Inevitably, Mr Aries ''didn't count on'' Ed Kelvin, a cop ''who's loyal to the city'' (what does that mean?) and Boomer Hayes, a black ex-athlete who will only go down fighting.

Ho hum.

A FAR better film is the tense drama Courage (STAR Plus, 8 pm, ORT 150 mins), in which Sophia Loren plays a mother who, horrified to discover her son is a drug addict, becomes an undercover agent for the Drug Enforcement Agency. It's based on a true story.

Billy Dee Williams co-stars.

PATRICK Duffy of Dallas fame and Suzanne Somers from Three's Company star in the new sitcom Step by Step (World 7.30pm) which kicks off tonight.

That's the good news. The bad is that it was developed by Thomas L. Miller and Robert L. Boyett, two guys who actually own up to creating the hideously mawkish Full House (see World 6.30pm tomorrow).

That one revolves around three 'ickle girls, while Step by Step features no fewer than SIX kids aged between seven and 16. This leaves it ominously open to acres of cute kiddie jokes AND teenage angst.

Pass the sick bag Alice.

IT'S good to know there's alway Cheers (Pearl 9pm) to fall back on of a Monday evening.

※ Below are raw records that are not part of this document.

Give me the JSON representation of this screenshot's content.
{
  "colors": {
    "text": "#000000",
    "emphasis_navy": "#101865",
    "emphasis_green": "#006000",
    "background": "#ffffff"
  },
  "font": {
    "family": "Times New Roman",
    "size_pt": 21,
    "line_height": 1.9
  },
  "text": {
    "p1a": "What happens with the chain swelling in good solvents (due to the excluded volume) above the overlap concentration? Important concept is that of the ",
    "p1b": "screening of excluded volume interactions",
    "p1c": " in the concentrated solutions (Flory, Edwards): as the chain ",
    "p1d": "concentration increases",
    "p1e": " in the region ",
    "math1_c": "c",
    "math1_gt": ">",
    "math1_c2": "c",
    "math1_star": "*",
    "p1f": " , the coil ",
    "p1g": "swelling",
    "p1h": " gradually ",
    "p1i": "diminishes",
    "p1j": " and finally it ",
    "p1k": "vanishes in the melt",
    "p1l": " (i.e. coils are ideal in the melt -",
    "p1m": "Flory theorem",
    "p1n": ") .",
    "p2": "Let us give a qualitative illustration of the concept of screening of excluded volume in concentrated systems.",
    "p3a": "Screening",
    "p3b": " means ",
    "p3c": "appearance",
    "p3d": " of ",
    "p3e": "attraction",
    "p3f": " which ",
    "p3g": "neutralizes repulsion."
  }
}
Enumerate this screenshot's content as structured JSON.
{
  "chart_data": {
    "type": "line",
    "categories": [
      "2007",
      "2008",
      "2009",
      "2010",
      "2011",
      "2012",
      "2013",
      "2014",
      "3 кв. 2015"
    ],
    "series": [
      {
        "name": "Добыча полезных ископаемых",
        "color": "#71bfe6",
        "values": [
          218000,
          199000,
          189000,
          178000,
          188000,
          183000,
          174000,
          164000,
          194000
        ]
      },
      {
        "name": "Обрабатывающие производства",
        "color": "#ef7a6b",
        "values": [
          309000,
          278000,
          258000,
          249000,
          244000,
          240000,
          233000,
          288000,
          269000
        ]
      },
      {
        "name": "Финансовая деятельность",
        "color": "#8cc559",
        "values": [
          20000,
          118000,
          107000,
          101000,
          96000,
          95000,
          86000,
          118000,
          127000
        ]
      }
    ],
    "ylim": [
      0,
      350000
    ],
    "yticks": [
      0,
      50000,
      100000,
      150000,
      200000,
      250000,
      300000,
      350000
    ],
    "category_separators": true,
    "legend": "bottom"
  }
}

This week Woody becomes a snob during a vacation with Kelly in London, while Sam puts Frazier on a physical training exercise.

THOSE long-suffering and much-maligned people, foreign domestic workers - generally known here as amahs - are the subject of The Pearl Report (Pearl, 7.35pm).

The team look at instances of exploitation, under-pay and physical abuse to which some have been subjected both in Hongkong and on the way here.